TCU aims to turn Clemson collapse into lesson learned
As discouraging as Sunday night’s loss was for TCU, the Horned Frogs intend on flushing it.
After going scoreless for the final seven minutes and allowing Clemson’s 15-0 run at the end of regulation force overtime, the 62-60 loss at T-Mobile Arena will be chalked up to a learning experience for a young team.
TCU (4-1) plays Wyoming (3-4) at 8 p.m. Tuesday to close out the MGM Resorts Main Event tournament. The game airs on Flohoops.com. The Frogs don’t play again until hosting Illinois State at 8 p.m. Dec. 3 at Schollmaier Arena.
“This early in the season, you’re really not failing, you’re learning, you’re growing,” said guard Edric Dennis, who led the Horned Frogs with a season-high 18 points. “I’d rather us go through it now than in conference and in the [NCAA] tournament.”
What did they go through?
A stretch of seven minutes at the end of regulation when their 15-point lead slowly and painfully chipped away at until the Tigers had done the improbable.
TCU lost control of the momentum and couldn’t get it back.
“We got out of the flow of the game,” said Desmond Bane, who had 17 points but missed two crucial free throws with four seconds left in regulation that could have won the game for the Frogs. “I felt like we lost our rhythm and kind of slowed down, maybe tried to kill some clock and had some turnovers late that were bad.”

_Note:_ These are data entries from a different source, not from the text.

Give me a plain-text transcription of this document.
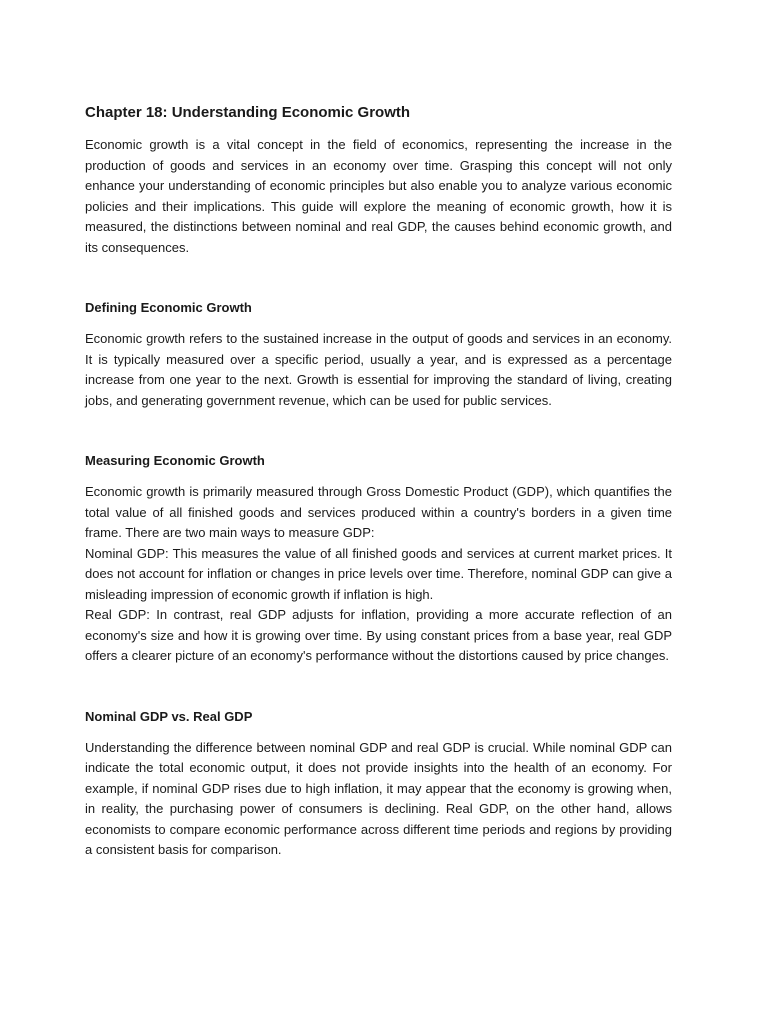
Chapter 18: Understanding Economic Growth

Economic growth is a vital concept in the field of economics, representing the increase in the production of goods and services in an economy over time. Grasping this concept will not only enhance your understanding of economic principles but also enable you to analyze various economic policies and their implications. This guide will explore the meaning of economic growth, how it is measured, the distinctions between nominal and real GDP, the causes behind economic growth, and its consequences.

Defining Economic Growth

Economic growth refers to the sustained increase in the output of goods and services in an economy. It is typically measured over a specific period, usually a year, and is expressed as a percentage increase from one year to the next. Growth is essential for improving the standard of living, creating jobs, and generating government revenue, which can be used for public services.

Measuring Economic Growth

Economic growth is primarily measured through Gross Domestic Product (GDP), which quantifies the total value of all finished goods and services produced within a country's borders in a given time frame. There are two main ways to measure GDP:

Nominal GDP: This measures the value of all finished goods and services at current market prices. It does not account for inflation or changes in price levels over time. Therefore, nominal GDP can give a misleading impression of economic growth if inflation is high.

Real GDP: In contrast, real GDP adjusts for inflation, providing a more accurate reflection of an economy's size and how it is growing over time. By using constant prices from a base year, real GDP offers a clearer picture of an economy's performance without the distortions caused by price changes.

Nominal GDP vs. Real GDP

Understanding the difference between nominal GDP and real GDP is crucial. While nominal GDP can indicate the total economic output, it does not provide insights into the health of an economy. For example, if nominal GDP rises due to high inflation, it may appear that the economy is growing when, in reality, the purchasing power of consumers is declining. Real GDP, on the other hand, allows economists to compare economic performance across different time periods and regions by providing a consistent basis for comparison.
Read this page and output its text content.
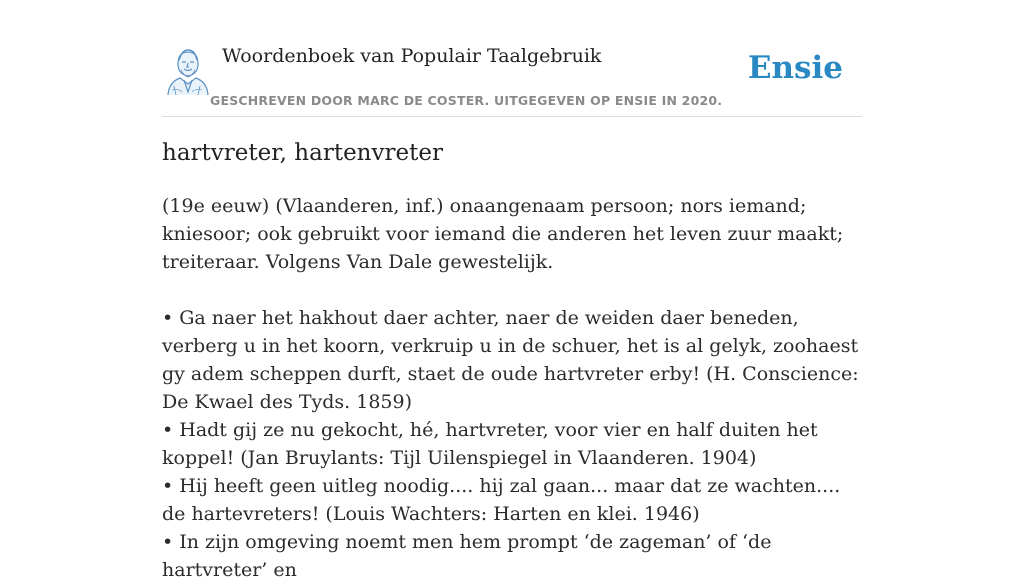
Woordenboek van Populair Taalgebruik
GESCHREVEN DOOR MARC DE COSTER. UITGEGEVEN OP ENSIE IN 2020.
Ensie
hartvreter, hartenvreter

(19e eeuw) (Vlaanderen, inf.) onaangenaam persoon; nors iemand; kniesoor; ook gebruikt voor iemand die anderen het leven zuur maakt; treiteraar. Volgens Van Dale gewestelijk.

• Ga naer het hakhout daer achter, naer de weiden daer beneden, verberg u in het koorn, verkruip u in de schuer, het is al gelyk, zoohaest gy adem scheppen durft, staet de oude hartvreter erby! (H. Conscience: De Kwael des Tyds. 1859)

• Hadt gij ze nu gekocht, hé, hartvreter, voor vier en half duiten het koppel! (Jan Bruylants: Tijl Uilenspiegel in Vlaanderen. 1904)

• Hij heeft geen uitleg noodig.... hij zal gaan... maar dat ze wachten.... de hartevreters! (Louis Wachters: Harten en klei. 1946)

• In zijn omgeving noemt men hem prompt ‘de zageman’ of ‘de hartvreter’ en
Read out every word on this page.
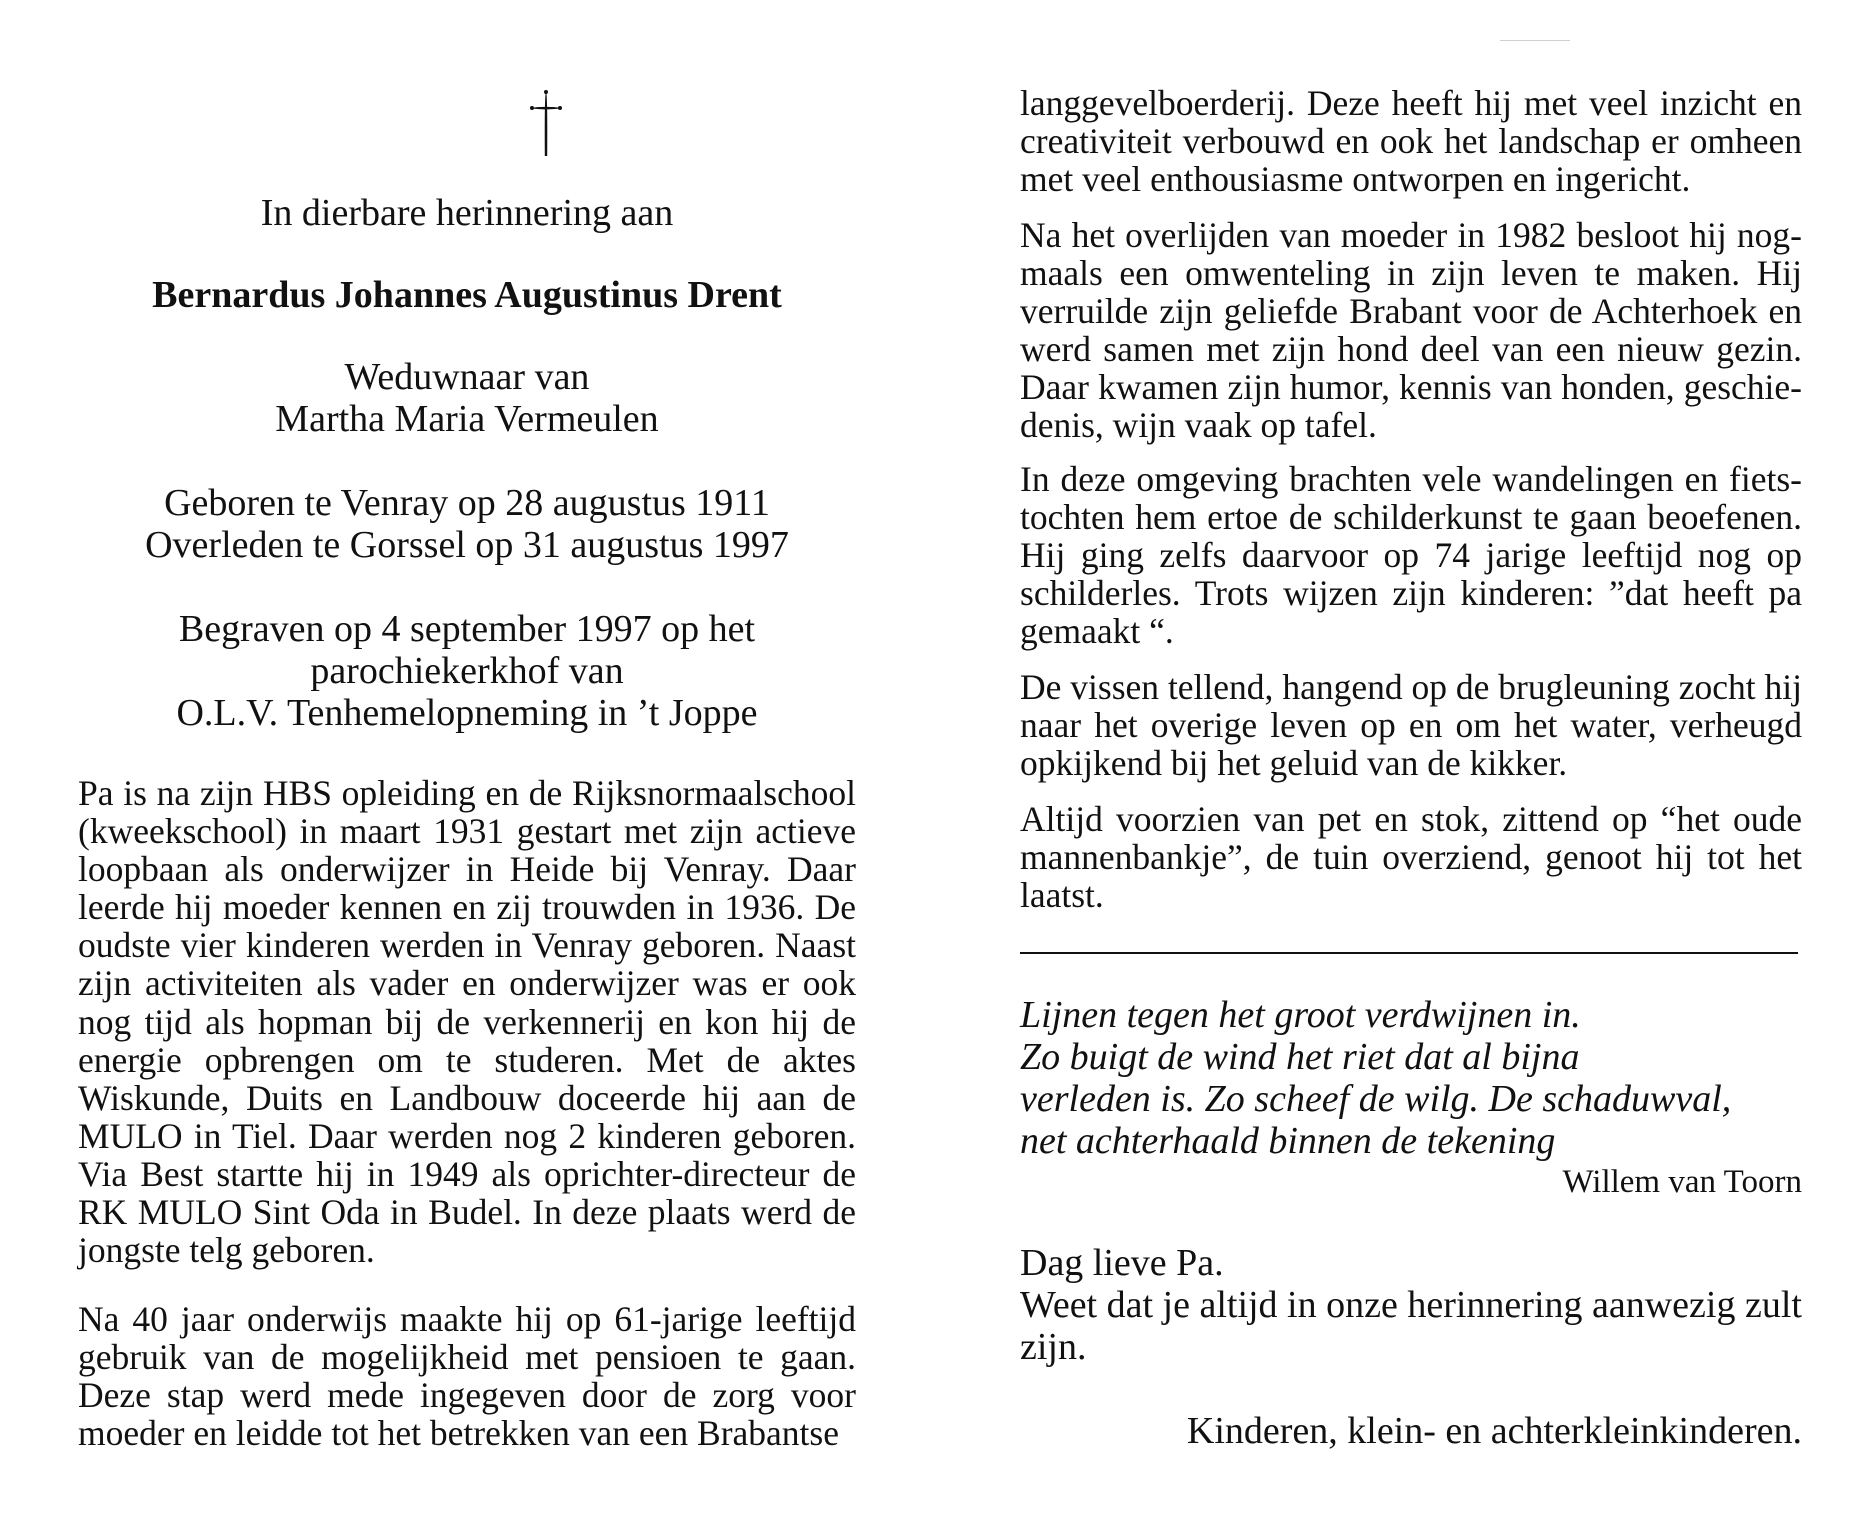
In dierbare herinnering aan
Bernardus Johannes Augustinus Drent
Weduwnaar van
Martha Maria Vermeulen
Geboren te Venray op 28 augustus 1911
Overleden te Gorssel op 31 augustus 1997
Begraven op 4 september 1997 op het
parochiekerkhof van
O.L.V. Tenhemelopneming in ’t Joppe

Pa is na zijn HBS opleiding en de Rijksnormaalschool (kweekschool) in maart 1931 gestart met zijn actieve loopbaan als onderwijzer in Heide bij Venray. Daar leerde hij moeder kennen en zij trouwden in 1936. De oudste vier kinderen werden in Venray geboren. Naast zijn activiteiten als vader en onderwijzer was er ook nog tijd als hopman bij de verkennerij en kon hij de energie opbrengen om te studeren. Met de aktes Wiskunde, Duits en Landbouw doceerde hij aan de MULO in Tiel. Daar werden nog 2 kinderen geboren. Via Best startte hij in 1949 als oprichter-directeur de RK MULO Sint Oda in Budel. In deze plaats werd de jongste telg geboren.

Na 40 jaar onderwijs maakte hij op 61-jarige leeftijd gebruik van de mogelijkheid met pensioen te gaan. Deze stap werd mede ingegeven door de zorg voor moeder en leidde tot het betrekken van een Brabantse

langgevelboerderij. Deze heeft hij met veel inzicht en creativiteit verbouwd en ook het landschap er omheen met veel enthousiasme ontworpen en ingericht.

Na het overlijden van moeder in 1982 besloot hij nogmaals een omwenteling in zijn leven te maken. Hij verruilde zijn geliefde Brabant voor de Achterhoek en werd samen met zijn hond deel van een nieuw gezin. Daar kwamen zijn humor, kennis van honden, geschiedenis, wijn vaak op tafel.

In deze omgeving brachten vele wandelingen en fietstochten hem ertoe de schilderkunst te gaan beoefenen. Hij ging zelfs daarvoor op 74 jarige leeftijd nog op schilderles. Trots wijzen zijn kinderen: ”dat heeft pa gemaakt “.

De vissen tellend, hangend op de brugleuning zocht hij naar het overige leven op en om het water, verheugd opkijkend bij het geluid van de kikker.

Altijd voorzien van pet en stok, zittend op “het oude mannenbankje”, de tuin overziend, genoot hij tot het laatst.

Lijnen tegen het groot verdwijnen in.
Zo buigt de wind het riet dat al bijna
verleden is. Zo scheef de wilg. De schaduwval,
net achterhaald binnen de tekening
Willem van Toorn
Dag lieve Pa.
Weet dat je altijd in onze herinnering aanwezig zult zijn.
Kinderen, klein- en achterkleinkinderen.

In fact, they had six turnovers and were 0 for 6 from the field during Clemson’s regulations-ending run.
“We’re only five games in so we’re not shutting down, that’s for sure,” TCU coach Jamie Dixon said. “We made strides these last couple of days in some areas, the rebounding, we got it done the way we wanted, the defense continues to get better.”
Those are the encouraging aspects for Dixon. “Simply put, you put yourself up 15 like you want to,” he said. “We did enough good things.”
TCU had a chance to hit a game-winner in the final seconds of overtime but Dennis’ short-range jumper and Jaire Grayer’s layup both missed.
But it never should have come to that, Bane and Dennis said.
“I’m glad we were put in that situation. We won’t take it for granted anymore,” Dennis said. “We have a young team, a lot of guys who really haven’t been there, in that position. And they were in that position today. So it’s a good thing. We’re growing from it. We’ll get in the lab and we’ll fix it.”